Now Featured in the Patheos Book Club
Life's Too Short to Pretend You're Not Religious
By David Dark
About the Book
For many of us, the word "religious" immediately evokes thoughts of brainwashing, violence and eye-rubbingly tiresome conversations. Why not be done with it? David Dark argues that it's not that simple.
The ease with which we put the label on others without applying it to ourselves is an evasion, a way of avoiding awareness of our own messy allegiances. Dark writes: "If what we believe is what we see is what we do is who we are, there's no getting away from religion."
Both incisive and entertaining, Life's Too Short to Pretend You're Not Religious combines Dark's keen powers of cultural observation with candor and wit. With equal parts memoir and analysis, Dark persuasively argues that the fact of religion is the fact of relationship. It's the shape our love takes, the lived witness of everything we're up to for better or worse, because witness knows no division.
Looking hard at our weird religious background (Dark maintains we all have one) can bring the actual content of our everyday existence—the good, the bad and the glaringly inconsistent—to fuller consciousness. By doing so, we can more practically envision an undivided life and reclaim the idea of being "religious."
About the Author
David Dark (PhD, Vanderbilt University) is a critically acclaimed author and teacher at the College of Theology at Belmont University and among the incarcerated communities of Nashville, Tennessee. He is the author of The Sacredness of Questioning Everything, Everyday Apocalypse and The Gospel According to America. He also contributed to the book Radiohead and Philosophy and has published articles in Pitchfork, Paste, Oxford American, Books and Culture and Christian Century.
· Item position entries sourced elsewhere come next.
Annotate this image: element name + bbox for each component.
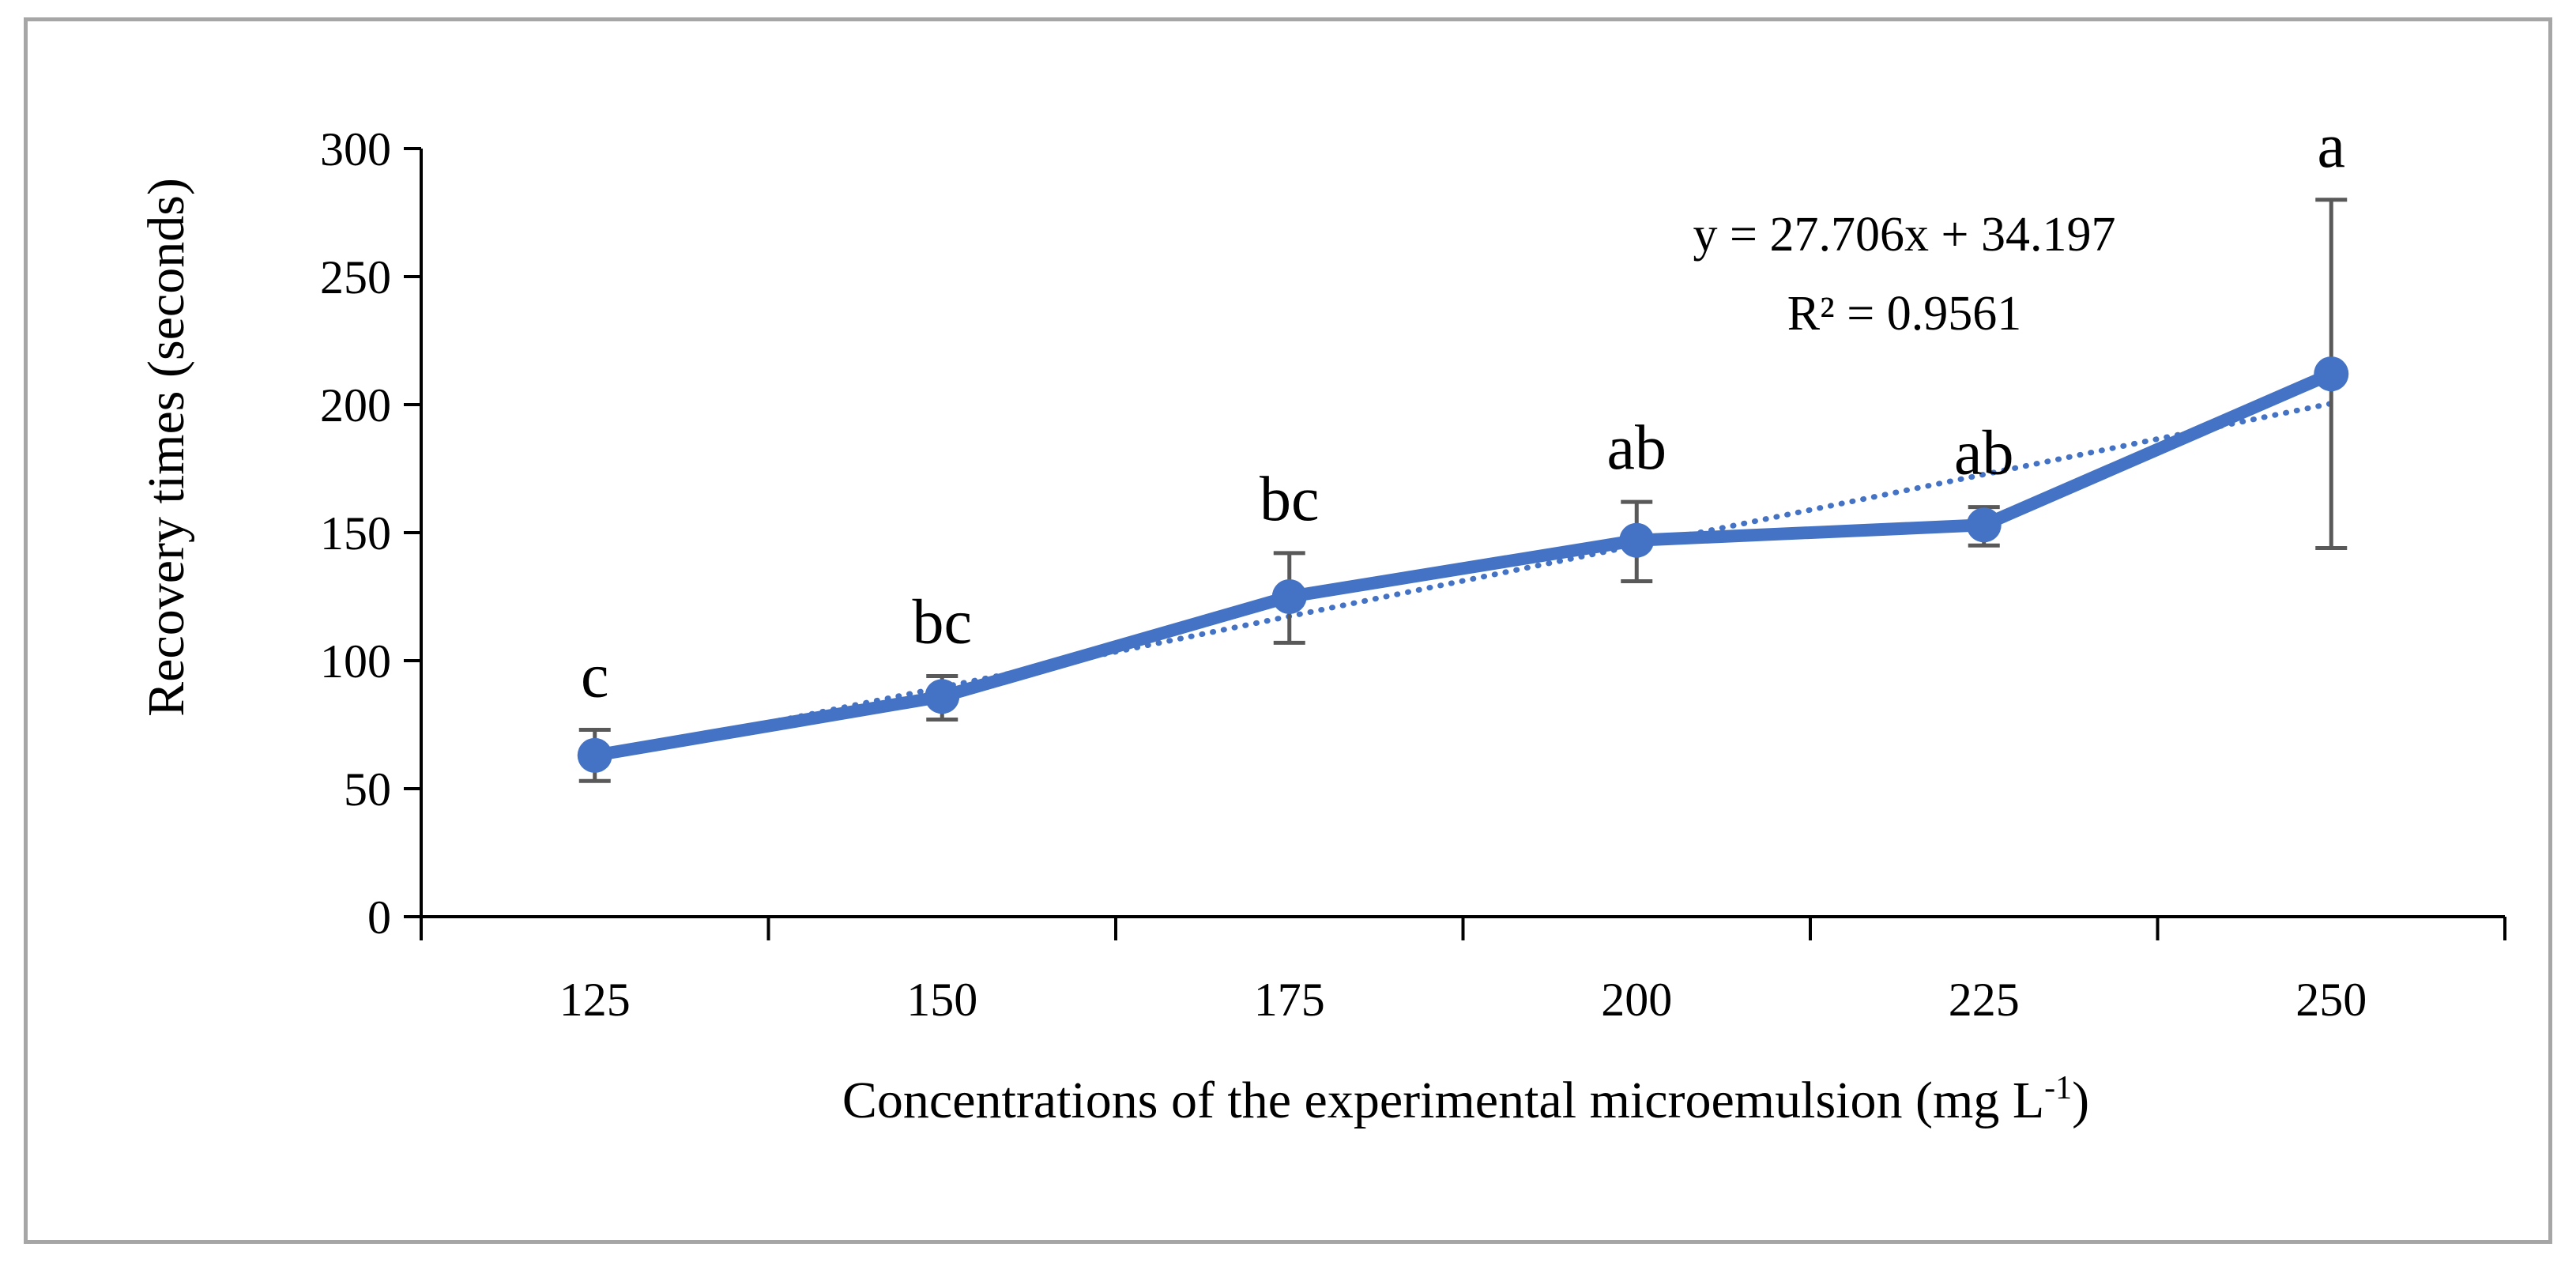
y-tick-label: 100 [320, 635, 391, 688]
y-tick-label: 200 [320, 379, 391, 431]
x-tick-label: 125 [559, 974, 631, 1026]
y-tick-label: 300 [320, 123, 391, 175]
significance-label: ab [1606, 413, 1666, 483]
trendline-equation: y = 27.706x + 34.197 [1693, 208, 2116, 262]
axes: 0 50 100 150 200 250 300 125 150 175 200 225 250 [320, 123, 2506, 1026]
x-tick-label: 225 [1949, 974, 2020, 1026]
x-axis-title-suffix: ) [2072, 1072, 2089, 1129]
x-tick-label: 175 [1254, 974, 1325, 1026]
y-tick-label: 0 [367, 891, 391, 944]
x-tick-label: 250 [2295, 974, 2367, 1026]
y-tick-label: 50 [344, 763, 391, 816]
y-tick-label: 250 [320, 251, 391, 303]
significance-label: ab [1954, 419, 2014, 488]
significance-label: c [581, 641, 609, 710]
error-bars [578, 198, 2348, 783]
data-point [2314, 356, 2349, 392]
series-line [588, 367, 2338, 762]
data-point [925, 679, 960, 714]
data-point [1966, 507, 2002, 543]
x-axis-title-superscript: -1 [2044, 1070, 2072, 1106]
y-tick-label: 150 [320, 507, 391, 560]
labels: c bc bc ab ab a [581, 111, 2345, 711]
data-point [1271, 579, 1307, 614]
data-point [577, 737, 612, 773]
trendline [592, 401, 2334, 761]
trendline-r-squared: R² = 0.9561 [1787, 287, 2021, 341]
trendline-line [592, 401, 2334, 761]
x-axis-title-main: Concentrations of the experimental micro… [842, 1072, 2044, 1129]
x-axis-title: Concentrations of the experimental micro… [842, 1070, 2089, 1129]
significance-label: bc [912, 587, 972, 657]
data-series [577, 356, 2349, 773]
y-axis-title: Recovery times (seconds) [137, 178, 195, 717]
significance-label: bc [1260, 465, 1320, 534]
significance-label: a [2317, 111, 2345, 181]
data-point [1619, 522, 1655, 558]
x-tick-label: 150 [906, 974, 977, 1026]
x-tick-label: 200 [1601, 974, 1672, 1026]
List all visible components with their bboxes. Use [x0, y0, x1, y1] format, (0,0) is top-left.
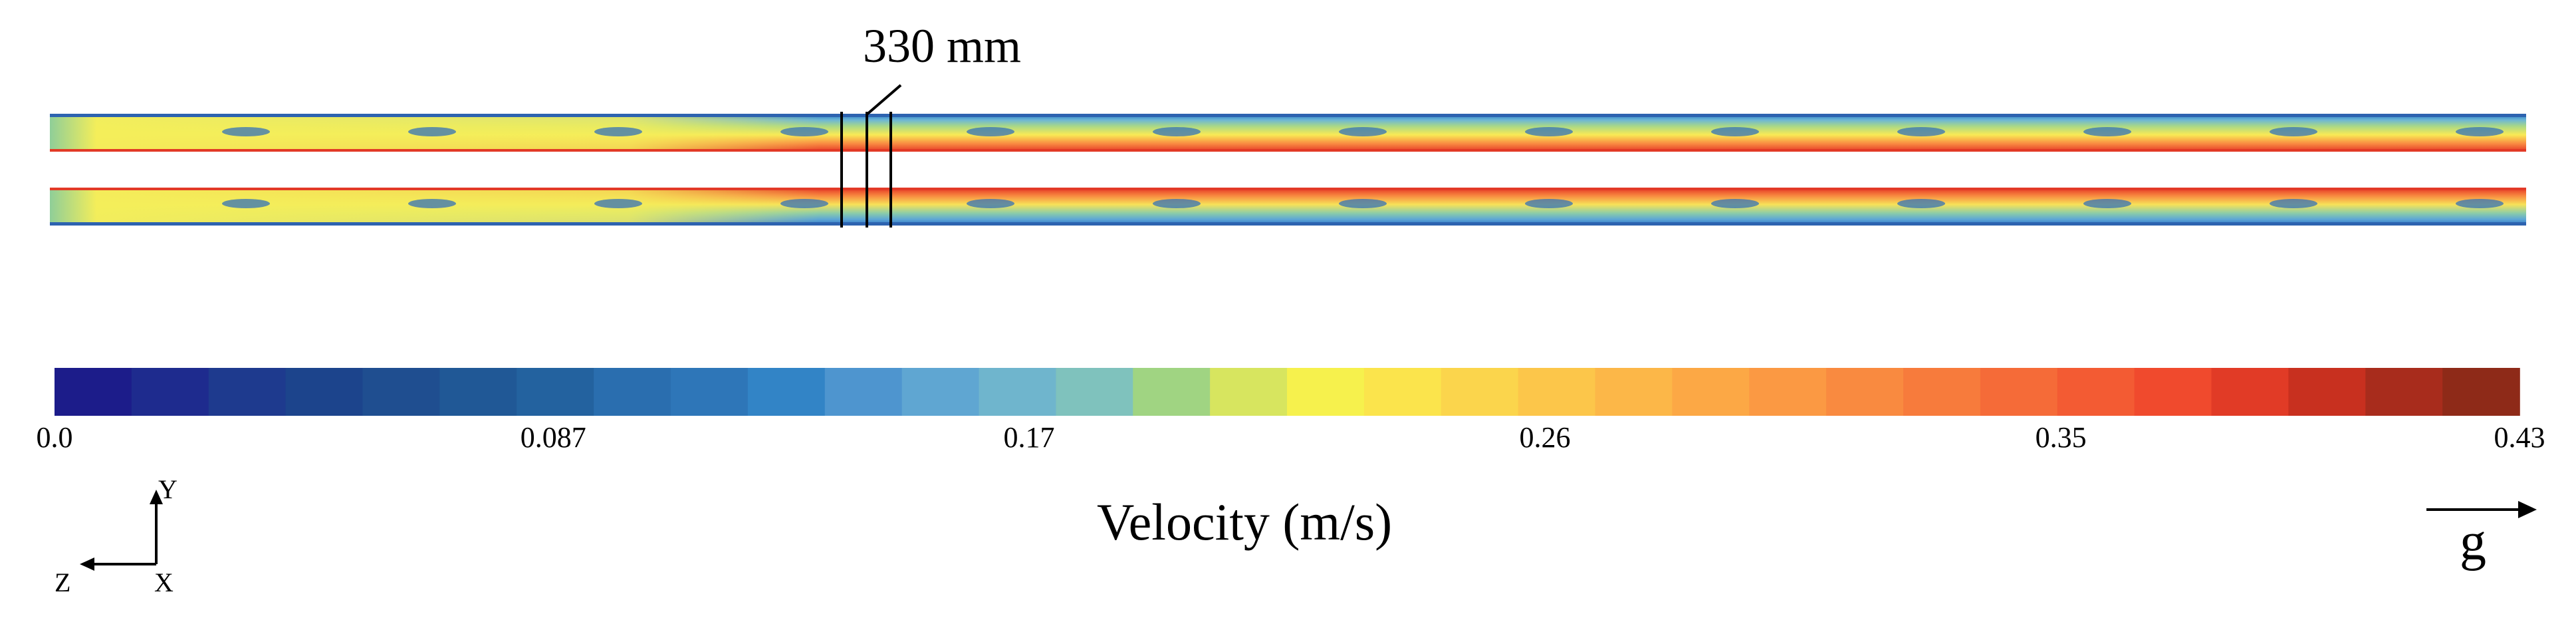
axes-glyph: [80, 490, 163, 571]
colorbar-swatch: [1749, 368, 1827, 416]
vortex-marker: [1339, 127, 1387, 136]
colorbar-swatch: [285, 368, 364, 416]
vortex-marker: [2083, 199, 2131, 208]
colorbar-swatch: [824, 368, 903, 416]
vortex-marker: [1525, 127, 1573, 136]
colorbar-swatch: [2134, 368, 2212, 416]
vortex-marker: [594, 127, 642, 136]
colorbar-swatch: [671, 368, 749, 416]
gravity-label: g: [2460, 513, 2486, 571]
lower-vortex-markers: [222, 199, 2504, 208]
y-axis-arrowhead: [150, 490, 163, 504]
vortex-marker: [408, 127, 456, 136]
colorbar-tick-label: 0.43: [2494, 421, 2545, 454]
colorbar-swatch: [1056, 368, 1134, 416]
vortex-marker: [2083, 127, 2131, 136]
vortex-marker: [2456, 127, 2504, 136]
colorbar-swatch: [208, 368, 287, 416]
annotation-leader: [866, 84, 902, 116]
colorbar-swatch: [1210, 368, 1288, 416]
colorbar-tick-label: 0.087: [520, 421, 586, 454]
section-annotation: 330 mm: [863, 19, 1022, 73]
colorbar-title: Velocity (m/s): [1097, 493, 1393, 551]
colorbar-swatch: [1595, 368, 1673, 416]
colorbar-swatch: [1287, 368, 1365, 416]
colorbar-tick-label: 0.17: [1003, 421, 1055, 454]
colorbar-swatch: [2211, 368, 2289, 416]
axis-z-label: Z: [55, 567, 71, 597]
vortex-marker: [408, 199, 456, 208]
colorbar-swatch: [1980, 368, 2058, 416]
vortex-marker: [1153, 199, 1201, 208]
vortex-marker: [222, 127, 270, 136]
colorbar-swatch: [1903, 368, 1981, 416]
colorbar-swatch: [55, 368, 132, 416]
vortex-marker: [2270, 127, 2317, 136]
colorbar-swatch: [979, 368, 1057, 416]
colorbar-swatch: [439, 368, 518, 416]
vortex-marker: [594, 199, 642, 208]
colorbar-swatch: [2057, 368, 2135, 416]
vortex-marker: [2456, 199, 2504, 208]
colorbar-swatch: [1518, 368, 1596, 416]
colorbar-swatch: [1441, 368, 1519, 416]
vortex-marker: [780, 199, 828, 208]
colorbar-swatch: [1363, 368, 1442, 416]
vortex-marker: [1897, 199, 1945, 208]
vortex-marker: [2270, 199, 2317, 208]
colorbar-swatch: [1826, 368, 1904, 416]
colorbar-swatch: [2442, 368, 2520, 416]
vortex-marker: [967, 199, 1014, 208]
colorbar-swatch: [747, 368, 826, 416]
colorbar-swatch: [1672, 368, 1750, 416]
colorbar: [55, 368, 2520, 416]
vortex-marker: [1711, 127, 1759, 136]
colorbar-tick-label: 0.35: [2035, 421, 2087, 454]
upper-channel: [50, 114, 2526, 152]
vortex-marker: [780, 127, 828, 136]
vortex-marker: [1153, 127, 1201, 136]
z-axis-arrowhead: [80, 557, 94, 571]
colorbar-swatch: [131, 368, 209, 416]
colorbar-swatch: [594, 368, 671, 416]
vortex-marker: [1525, 199, 1573, 208]
colorbar-tick-label: 0.0: [36, 421, 73, 454]
colorbar-swatch: [901, 368, 980, 416]
section-lines: [840, 84, 902, 228]
axis-x-label: X: [154, 567, 174, 597]
vortex-marker: [967, 127, 1014, 136]
vortex-marker: [1897, 127, 1945, 136]
colorbar-swatch: [517, 368, 594, 416]
vortex-marker: [222, 199, 270, 208]
colorbar-swatch: [2365, 368, 2443, 416]
vortex-marker: [1339, 199, 1387, 208]
axis-y-label: Y: [158, 474, 177, 504]
lower-channel: [50, 188, 2526, 226]
colorbar-swatch: [362, 368, 441, 416]
upper-vortex-markers: [222, 127, 2504, 136]
colorbar-swatch: [1133, 368, 1211, 416]
colorbar-swatch: [2288, 368, 2367, 416]
gravity-arrow: [2426, 501, 2537, 518]
vortex-marker: [1711, 199, 1759, 208]
colorbar-tick-label: 0.26: [1519, 421, 1571, 454]
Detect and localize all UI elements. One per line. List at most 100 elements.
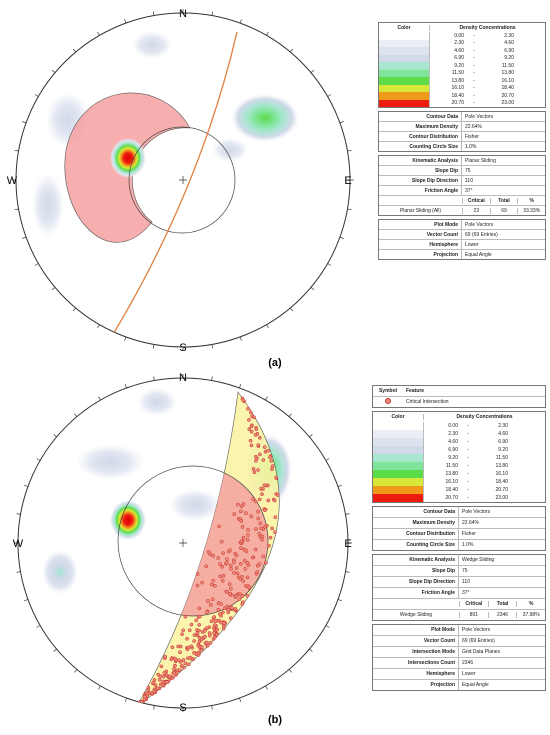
info-label: Contour Data <box>373 507 459 517</box>
info-row: Contour Distribution Fisher <box>379 131 545 141</box>
intersection-point <box>229 567 233 571</box>
swatch <box>379 47 430 55</box>
intersection-point <box>218 562 222 566</box>
intersection-point <box>251 467 256 471</box>
contour <box>231 94 299 142</box>
info-value: 22.64% <box>465 123 482 130</box>
bin-low: 0.00 <box>454 32 464 39</box>
info-row: Maximum Density 22.64% <box>379 121 545 131</box>
intersection-point <box>257 497 262 502</box>
info-row: Vector Count 69 (69 Entries) <box>373 635 545 646</box>
swatch <box>379 92 430 100</box>
info-label: Hemisphere <box>379 240 462 249</box>
intersection-point <box>273 530 277 534</box>
bin-high: 18.40 <box>501 85 514 92</box>
bin-high: 23.00 <box>495 495 508 501</box>
intersection-point <box>210 597 215 602</box>
intersection-point <box>232 570 237 575</box>
info-row: Contour Data Pole Vectors <box>379 112 545 121</box>
intersection-point <box>251 497 256 501</box>
intersection-point <box>195 631 200 635</box>
intersection-point <box>239 539 244 544</box>
swatch <box>379 32 430 40</box>
separator: - <box>467 495 469 501</box>
intersection-point <box>152 689 156 694</box>
bin-low: 20.70 <box>451 100 464 107</box>
intersection-point <box>168 674 172 679</box>
contours <box>42 388 292 707</box>
info-label: Intersection Mode <box>373 647 459 657</box>
intersection-point <box>209 582 214 587</box>
intersection-point <box>143 694 147 699</box>
tick <box>152 11 155 16</box>
swatch <box>379 99 430 107</box>
swatch <box>379 84 430 92</box>
result-total: 69 <box>489 207 518 214</box>
info-row: Intersections Count 2346 <box>373 657 545 668</box>
intersection-point <box>233 607 238 611</box>
tick <box>265 685 268 690</box>
intersection-point <box>239 546 243 550</box>
intersection-point <box>266 498 271 503</box>
intersection-point <box>268 535 273 540</box>
symbol-cell <box>373 398 403 406</box>
intersection-point <box>260 492 264 496</box>
info-row: Kinematic Analysis Wedge Sliding <box>373 555 545 565</box>
intersection-point <box>199 637 204 642</box>
info-table: Contour Data Pole Vectors Maximum Density 2… <box>372 506 546 551</box>
intersection-point <box>192 651 196 655</box>
tick <box>290 48 294 53</box>
info-label: Plot Mode <box>373 625 459 635</box>
bin-low: 6.90 <box>454 55 464 62</box>
header-row: Color Density Concentrations <box>379 23 545 32</box>
separator: - <box>467 463 469 469</box>
intersection-point <box>221 610 225 615</box>
intersection-point <box>197 614 202 619</box>
friction-cone <box>128 126 236 234</box>
intersection-point <box>240 594 245 598</box>
intersection-point <box>197 606 202 611</box>
info-label: Counting Circle Size <box>373 540 459 550</box>
bin-low: 13.80 <box>445 471 458 477</box>
info-row: Maximum Density 22.64% <box>373 517 545 528</box>
intersection-point <box>256 468 260 472</box>
separator: - <box>473 55 475 62</box>
tick <box>16 571 21 573</box>
swatch <box>373 446 424 454</box>
intersection-point <box>217 524 221 529</box>
intersection-point <box>183 661 188 666</box>
intersection-point <box>238 576 243 581</box>
result-critical: 23 <box>462 207 490 214</box>
info-table: Plot Mode Pole Vectors Vector Count 69 (69 … <box>378 219 546 260</box>
tick <box>325 625 330 628</box>
intersection-point <box>262 483 267 488</box>
intersection-point <box>211 553 216 558</box>
intersection-point <box>215 627 220 632</box>
tick <box>239 697 242 702</box>
info-value: 1.0% <box>462 542 474 548</box>
info-label: Intersections Count <box>373 658 459 668</box>
west-label: W <box>13 538 24 550</box>
intersection-point <box>235 502 240 507</box>
intersection-point <box>260 534 265 539</box>
contour <box>169 489 221 521</box>
info-row: Slope Dip Direction 110 <box>373 576 545 587</box>
intersection-point <box>245 561 250 565</box>
intersection-point <box>238 561 243 566</box>
info-value: Equal Angle <box>462 682 489 688</box>
legend-row: 20.70 - 23.00 <box>373 494 545 502</box>
intersection-point <box>259 526 263 531</box>
bin-low: 11.50 <box>451 70 464 77</box>
legend-row: 6.90 - 9.20 <box>373 446 545 454</box>
info-label: Hemisphere <box>373 669 459 679</box>
intersection-point <box>228 591 232 596</box>
info-value: 37° <box>465 187 473 194</box>
result-header-cell: % <box>517 197 545 204</box>
separator: - <box>467 471 469 477</box>
intersection-point <box>192 633 197 637</box>
bin-low: 16.10 <box>445 479 458 485</box>
center-cross <box>179 539 187 547</box>
tick <box>124 384 127 389</box>
info-label: Slope Dip <box>373 566 459 576</box>
info-table: Kinematic Analysis Planar Sliding Slope Di… <box>378 155 546 216</box>
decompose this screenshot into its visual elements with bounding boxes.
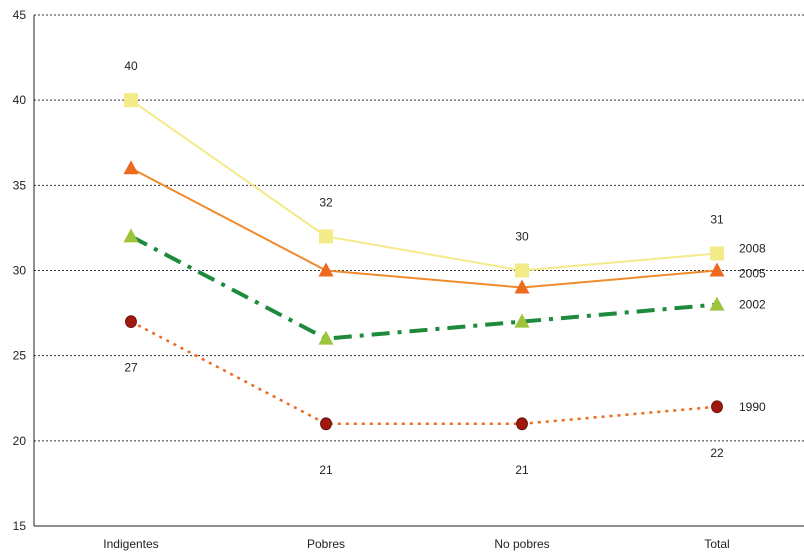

His latest book, Life's Too Short to Pretend You're Not Religious, releases in February 2016 and is already garnering praise characteristic of Dark's insight and critique. Throughout this new volume, Dark combines wit and candor with sharp cultural observations, flipping the script on religiosity, arguing that "if what we believe is what we see is what we do is who we are, there's no getting away from religion."
"David Dark is one of our most astute and necessary cultural critics," says Jessica Hopper, senior editor at Pitchfork, editor-in-chief of The Pitchfork Review and author of The First Collection of Criticism by a Living Female Rock Critic. "His work gracefully opens new doors of understanding and breaks down barriers between secular and non-, and it puts a lot of old mythology out to pasture with a daring affirmation at the heart of his radical critique. Life's Too Short refreshingly ropes everyone in, insisting that we're all in it together.We forget that."
A frequent speaker, David has appeared on C-SPAN's Book-TV and in the award-winning documentary Marketing the Message, as well as being featured at such conferences as the Calvin Festival of Faith and Writing, Image Journal's Glen Workshop, the Greenbelt Festival in England and the Reel Spirituality conference at the Directors Guild of America in Los Angeles.
He lives with his singer-songwriter wife, Sarah Masen, and their three children in Nashville.